Robbie back in rehab for prescription drug habit

Click to follow
The Independent Online

He was only 33 yesterday and is one of the biggest pop stars in the world, with an estimated £100m fortune. But despite the cheeky-chappie persona, the demons that haunt Robbie Williams appear to have resurfaced again.

The singer, who famously fought a battle with drink and drugs more than 10 years ago, announced on his birthday that he has been admitted to a rehabilitation clinic in the US for addiction to prescription drugs, believed to be antidepressants.

Williams has been living mainly in Los Angeles for several years as part of his attempt to break into the US market and to escape the social scene in Britain.

Although yesterday's statement did not specify the exact type of prescription drugs, Williams recently admitted using antidepressants. Speaking on a BBC documentary on bipolar disorder with the comedian Stephen Fry last year, he said he had begun taking the medicine because he had feared a return to his drink and drugs indulgences.

More recently, Lisa D'Amato, a model with whom the singer had a relationship, was quoted as saying he was plagued with worries about his image. "It was clear he was struggling with his mind. He doesn't drink, but he needs antidepressants to get him through the day. A lot of the time he seemed on edge," she said.

Antidepressants are normally part of a group of drugs called selective serotonin reuptake inhibitors (SSRIs) that include commonly prescribed brands such as Prozac and Seroxat.

In The Independent yesterday, Kirsty Morrison, a survivor of the London bombings of 7 July, told of her cold-turkey-like symptoms when she tried to stop using Citalopram, an SSRI prescribed for post-traumatic stress disorder.

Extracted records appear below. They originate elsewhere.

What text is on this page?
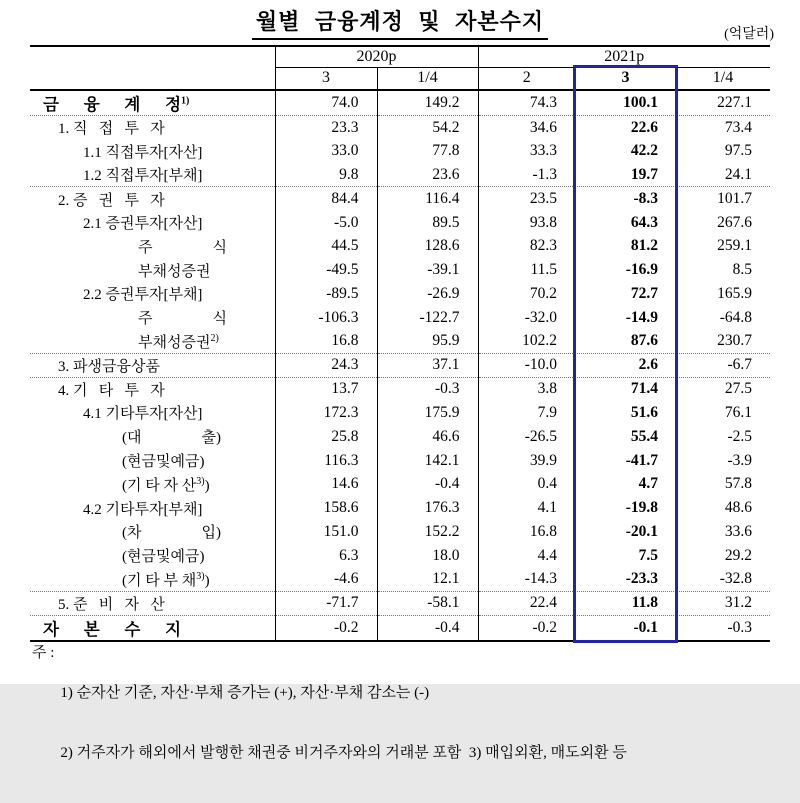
월별 금융계정 및 자본수지
(억달러)
	2020p		2021p		
	3	1/4	2	3	1/4
금      융      계      정$^{1)}$	74.0	149.2	74.3	100.1	227.1
1. 직   접   투   자	23.3	54.2	34.6	22.6	73.4
1.1 직접투자[자산]	33.0	77.8	33.3	42.2	97.5
1.2 직접투자[부채]	9.8	23.6	-1.3	19.7	24.1
2. 증   권   투   자	84.4	116.4	23.5	-8.3	101.7
2.1 증권투자[자산]	-5.0	89.5	93.8	64.3	267.6
주                식	44.5	128.6	82.3	81.2	259.1
부채성증권	-49.5	-39.1	11.5	-16.9	8.5
2.2 증권투자[부채]	-89.5	-26.9	70.2	72.7	165.9
주                식	-106.3	-122.7	-32.0	-14.9	-64.8
부채성증권$^{2)}$	16.8	95.9	102.2	87.6	230.7
3. 파생금융상품	24.3	37.1	-10.0	2.6	-6.7
4. 기   타   투   자	13.7	-0.3	3.8	71.4	27.5
4.1 기타투자[자산]	172.3	175.9	7.9	51.6	76.1
(대                출)	25.8	46.6	-26.5	55.4	-2.5
(현금및예금)	116.3	142.1	39.9	-41.7	-3.9
(기 타 자 산$^{3)}$)	14.6	-0.4	0.4	4.7	57.8
4.2 기타투자[부채]	158.6	176.3	4.1	-19.8	48.6
(차                입)	151.0	152.2	16.8	-20.1	33.6
(현금및예금)	6.3	18.0	4.4	7.5	29.2
(기 타 부 채$^{3)}$)	-4.6	12.1	-14.3	-23.3	-32.8
5. 준   비   자   산	-71.7	-58.1	22.4	11.8	31.2
자      본      수      지	-0.2	-0.4	-0.2	-0.1	-0.3
주 :

1) 순자산 기준, 자산·부채 증가는 (+), 자산·부채 감소는 (-)

2) 거주자가 해외에서 발행한 채권중 비거주자와의 거래분 포함  3) 매입외환, 매도외환 등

Pam Armstrong, director of the Council for Information on Tranqilisers and Antidepressants, said sufferers' biggest problem was trying to wean themselves off such drugs. She said: "People suffer anxiety, further depression, nausea, mood swings and cravings for sugar."

Although there was debate about whether such medicine was addictive, she said she had no doubt it was. "It can take months and months. People go into terrible shock and find it incredibly difficult." As someone in the public eye, the singer needed to ensure he had the time to wean himself off the drugs, she added.

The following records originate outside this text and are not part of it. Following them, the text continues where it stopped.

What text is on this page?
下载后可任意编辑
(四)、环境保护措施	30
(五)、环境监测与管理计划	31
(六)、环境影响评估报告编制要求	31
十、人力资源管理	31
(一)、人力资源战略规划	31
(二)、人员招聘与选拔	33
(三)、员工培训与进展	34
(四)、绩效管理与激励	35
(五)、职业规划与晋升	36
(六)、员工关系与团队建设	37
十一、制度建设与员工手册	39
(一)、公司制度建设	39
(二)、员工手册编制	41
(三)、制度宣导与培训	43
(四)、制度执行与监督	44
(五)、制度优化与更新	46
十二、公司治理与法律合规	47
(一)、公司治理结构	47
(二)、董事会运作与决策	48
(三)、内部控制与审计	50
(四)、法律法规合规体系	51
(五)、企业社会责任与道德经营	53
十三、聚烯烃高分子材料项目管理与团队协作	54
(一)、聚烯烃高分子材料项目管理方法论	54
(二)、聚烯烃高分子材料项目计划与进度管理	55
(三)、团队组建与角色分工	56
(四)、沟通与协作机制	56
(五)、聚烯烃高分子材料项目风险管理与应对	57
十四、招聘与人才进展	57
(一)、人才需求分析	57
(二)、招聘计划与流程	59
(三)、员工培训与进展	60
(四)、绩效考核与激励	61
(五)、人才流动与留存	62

Williams came to prominence with the boy band Take That and launched himself as a solo artist in 1995. His acrimonious departure and difficult start to his solo career led to his first addiction problems, mainly with cocaine and alcohol. He was treated at the Clouds clinic in Britain, a period he later said was "a black hole".

He eventually found success with the single "Angels", which became his signature song, and the album Life Through a Lens. A succession of chart-topping singles and albums followed, and he has now sold more albums and has received more Brit awards than any other British solo act.

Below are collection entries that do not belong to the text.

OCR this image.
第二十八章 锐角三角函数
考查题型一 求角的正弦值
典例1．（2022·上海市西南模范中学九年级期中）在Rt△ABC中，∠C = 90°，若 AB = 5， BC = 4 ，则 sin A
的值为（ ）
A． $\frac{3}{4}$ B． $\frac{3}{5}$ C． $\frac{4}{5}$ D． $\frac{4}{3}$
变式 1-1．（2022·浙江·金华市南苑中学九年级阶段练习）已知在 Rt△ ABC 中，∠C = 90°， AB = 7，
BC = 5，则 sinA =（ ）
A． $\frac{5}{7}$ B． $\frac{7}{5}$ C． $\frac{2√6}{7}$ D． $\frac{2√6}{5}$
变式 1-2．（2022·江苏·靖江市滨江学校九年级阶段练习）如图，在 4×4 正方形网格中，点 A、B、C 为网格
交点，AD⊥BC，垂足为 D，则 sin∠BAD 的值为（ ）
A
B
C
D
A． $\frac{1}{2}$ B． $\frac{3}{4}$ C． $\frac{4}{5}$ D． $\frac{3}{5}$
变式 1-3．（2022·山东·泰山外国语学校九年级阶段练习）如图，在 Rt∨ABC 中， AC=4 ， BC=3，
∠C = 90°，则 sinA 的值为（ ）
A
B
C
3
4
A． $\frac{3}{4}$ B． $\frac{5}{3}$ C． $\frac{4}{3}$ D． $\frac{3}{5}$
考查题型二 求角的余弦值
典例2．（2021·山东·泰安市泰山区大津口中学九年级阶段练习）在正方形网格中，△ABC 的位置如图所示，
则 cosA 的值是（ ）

However, his career has faltered over the past year with his last album, Rudebox, failing to compare critically and in sales with earlier successes. It was also felt he has suffered artistically after splitting with his long-term writing partner, Guy Chambers. Relations with his former band-mates in Take That are said to be good, although he declined to take part in their reunion.

Despite high-profile relationships with women, Williams has been constantly dogged by suggestions he is gay and won a libel case against some newspapers and magazines that suggested he was a secret homosexual. He has joked about his camp image, saying: "An awful lot of gay pop stars pretend to be straight. I'm going to start a movement of straight pop stars pretending to be gay."

Other star addicts

Matthew Perry

The star of Friends became addicted to the painkiller Vicodin at the height of the show's success and has been admitted twice to rehabilitation, in 1999 and 2001

Carrie Fisher

The actress daughter of Debbie Reynolds - best known as Princess Leia in the first Star Wars trilogy - is said to have suffered from manic depression, or bipolar disorder, since she was 15. After a 1985 overdose she was treated for an addiction to the prescription barbiturate, Percodan. She wrote about her experiences with drugs and alcoholin her book, Postcards from the Edge

Ozzy Osbourne

The heavy metal singer was treated for addiction to prescription painkillers. He claimed that his doctor had dispensed him 13,000 doses of more than 30 drugs in a year, including anti-depressants and an anti-psychotic drug

Jeanne Rankin

A regular on television's Ready Steady Cook and the wife of the celebrity chef Paul Rankin, has admitted to an addiction to prescription drugs, including morphine and antidepressants, which she was given for muscle spasms and depression.